We investigated cell proliferation and local insulin-like growth factor-I (IGF-I) expression in ischemic wounds after topical application of IGF-I through different delivery systems. IGF-I dressings were fabricated from an IGF-I containing polyvinyl alcohol film placed on a standard hydrogel dressing. In vitro, the release of IGF-I from this dressing was assessed by enzyme-linked immunosorbent assay. For animal experiments, a standardized ischemic skin flap containing a full-thickness wound was created on the back of male Sprague-Dawley rats. An identical wound outside the flap served as control. We initially investigated intracutaneous pO2 (p(ti)O2), cell proliferation, and local IGF-I expression. In a second setting, wounds were treated either with IGF-I dissolved in methylcellulose gel or with an IGF-I dressing, and ulcer size and cell proliferation were assessed. In vitro, approximately 60% of IGF-I was released from the IGF-I dressing, compared to a 97% release from methylcellulose gel. In vivo, ischemic wounds showed less cell proliferation and decreased IGF-I expression than nonischemic wounds. A lower local p(ti)O2 correlated with larger wound size, less cell proliferation, and decreased IGF-I expression.

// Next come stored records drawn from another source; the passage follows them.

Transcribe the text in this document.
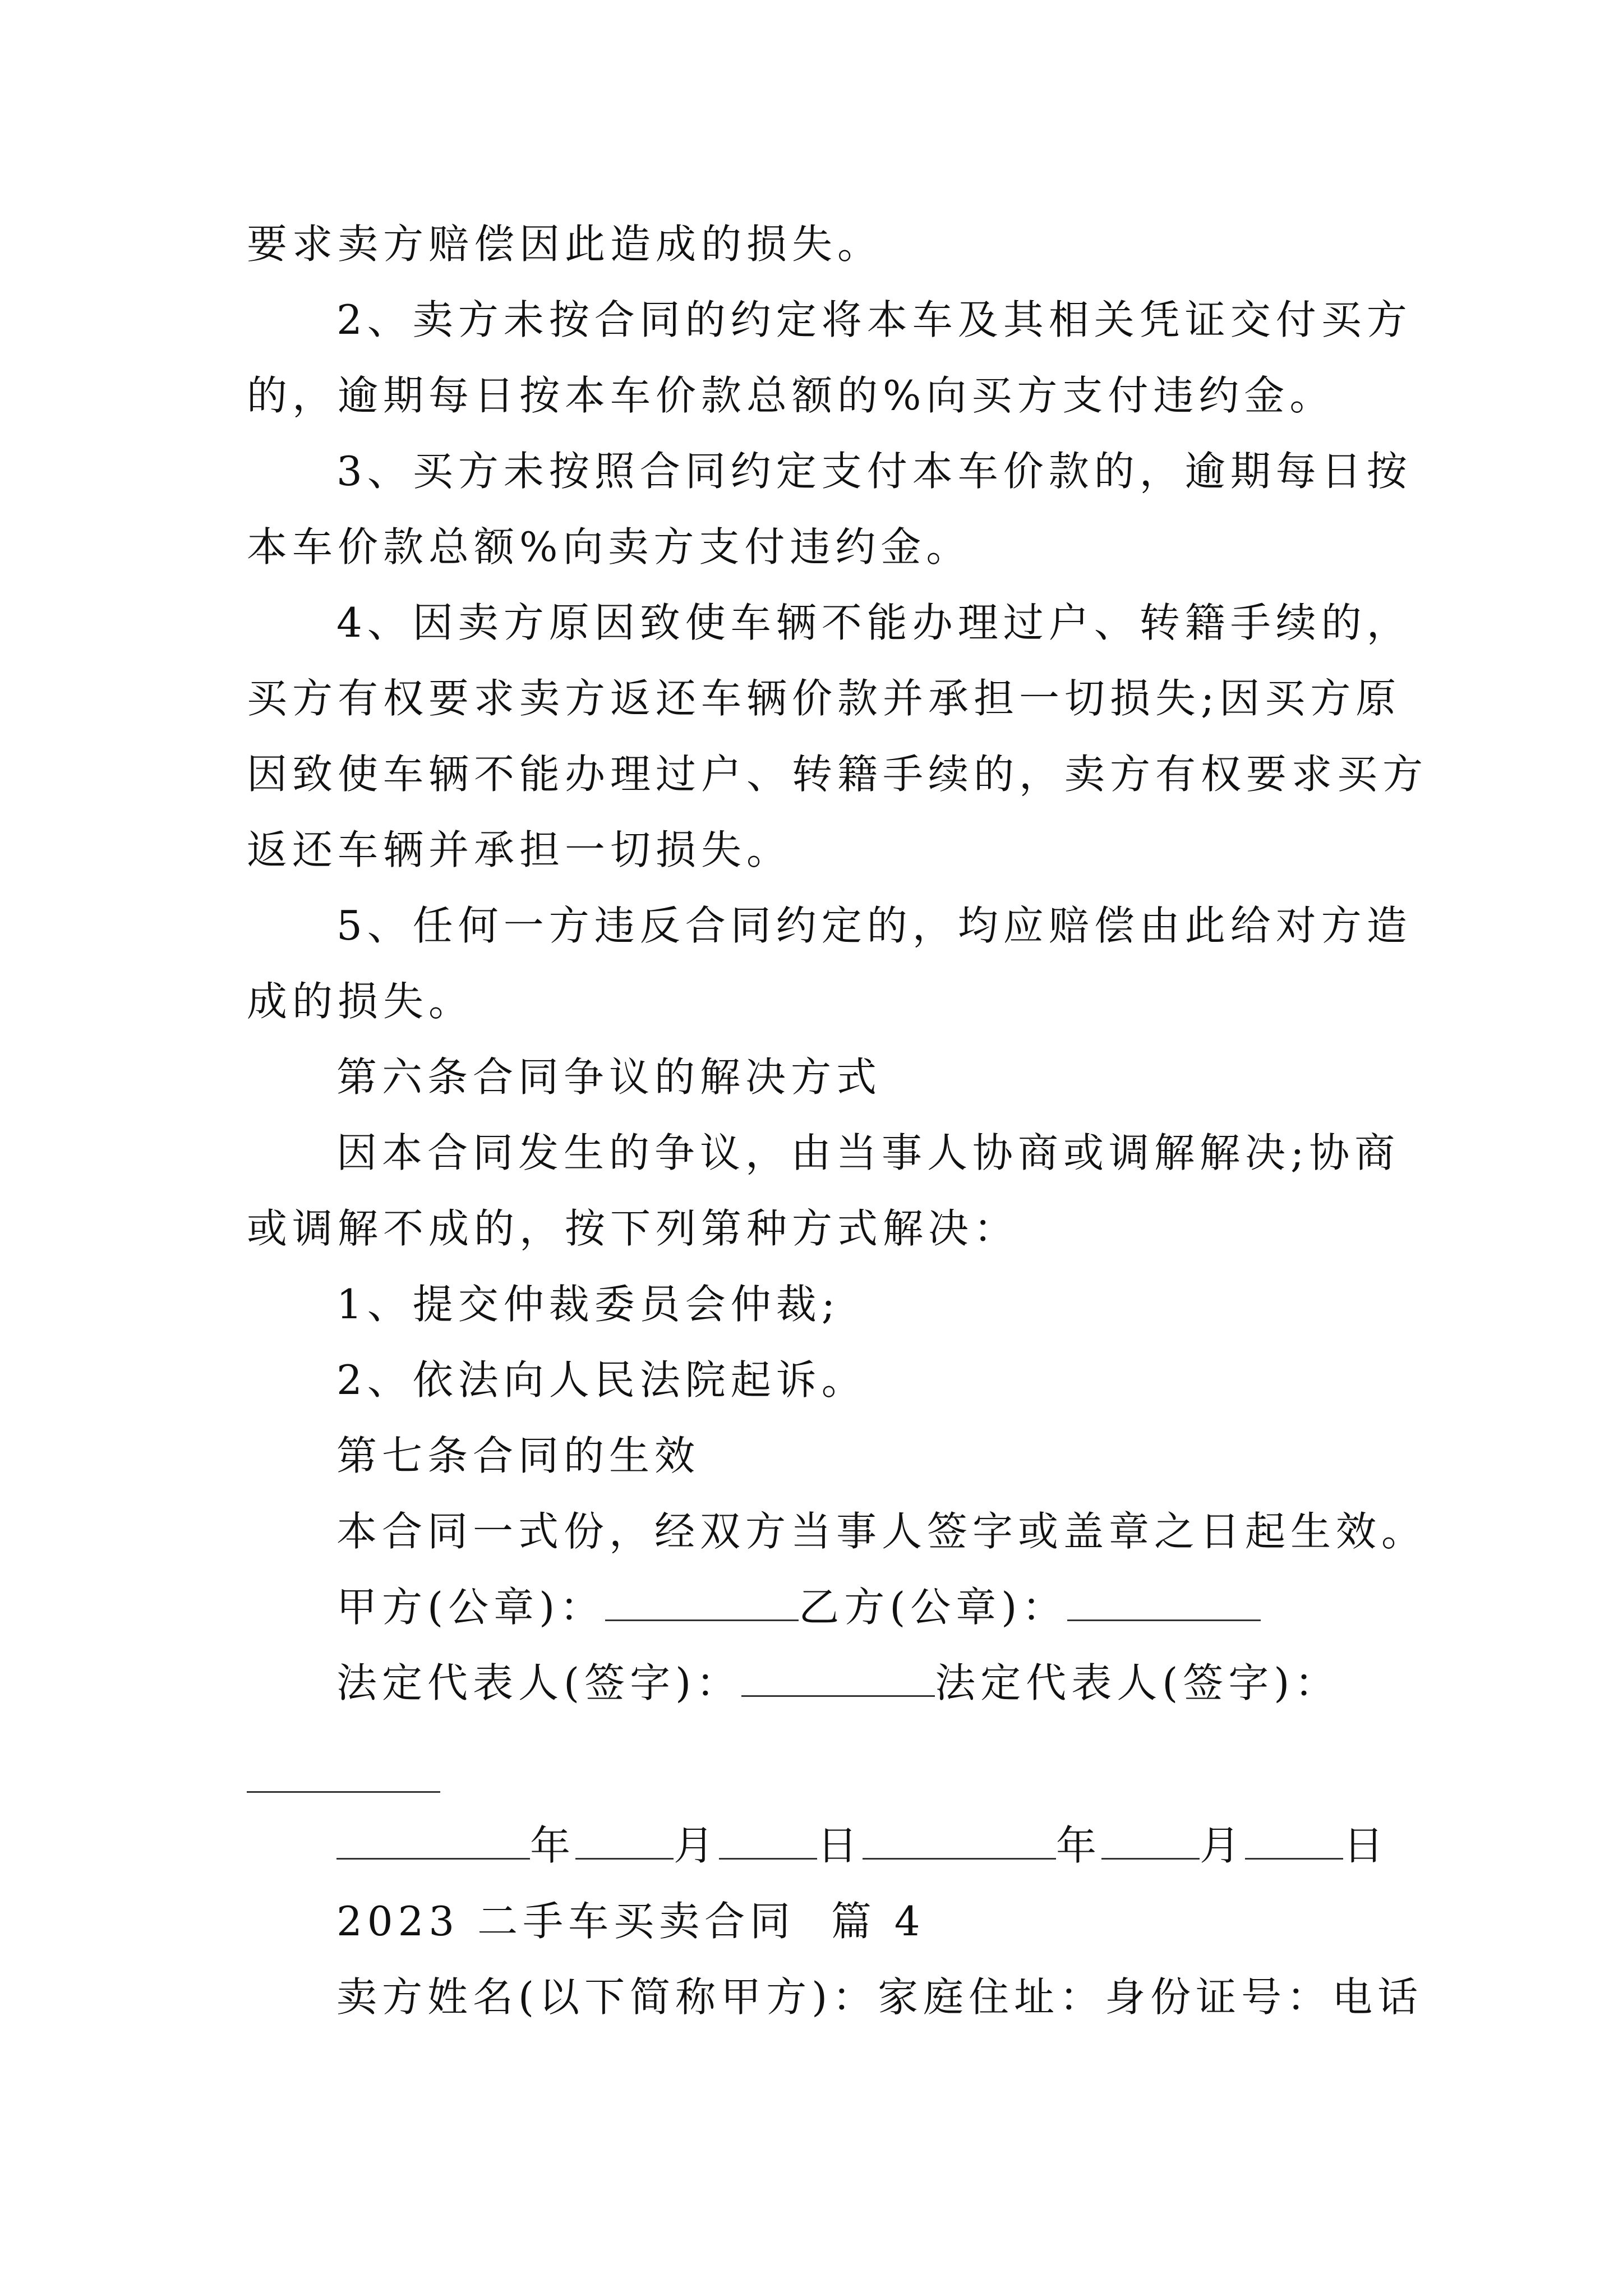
要求卖方赔偿因此造成的损失。
2、卖方未按合同的约定将本车及其相关凭证交付买方
的，逾期每日按本车价款总额的%向买方支付违约金。
3、买方未按照合同约定支付本车价款的，逾期每日按
本车价款总额%向卖方支付违约金。
4、因卖方原因致使车辆不能办理过户、转籍手续的，
买方有权要求卖方返还车辆价款并承担一切损失;因买方原
因致使车辆不能办理过户、转籍手续的，卖方有权要求买方
返还车辆并承担一切损失。
5、任何一方违反合同约定的，均应赔偿由此给对方造
成的损失。
第六条合同争议的解决方式
因本合同发生的争议，由当事人协商或调解解决;协商
或调解不成的，按下列第种方式解决：
1、提交仲裁委员会仲裁;
2、依法向人民法院起诉。
第七条合同的生效
本合同一式份，经双方当事人签字或盖章之日起生效。
甲方(公章)：	乙方(公章)：
法定代表人(签字)：	法定代表人(签字)：
年 月 日	年 月 日
2023 二手车买卖合同  篇 4
卖方姓名(以下简称甲方)：家庭住址：身份证号：电话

Ulcer size was reduced after treatment with either IGF-I dressing or methylcellulose gel. However, cell proliferation only increased after treatment with IGF-I dressing, but not after methylcellulose gel treatment. We conclude that IGF-I expression is decreased in ischemic wounds and correlates with low cell proliferation. This can be reversed by local IGF-I application, but the efficacy of treatment depends on the delivery system.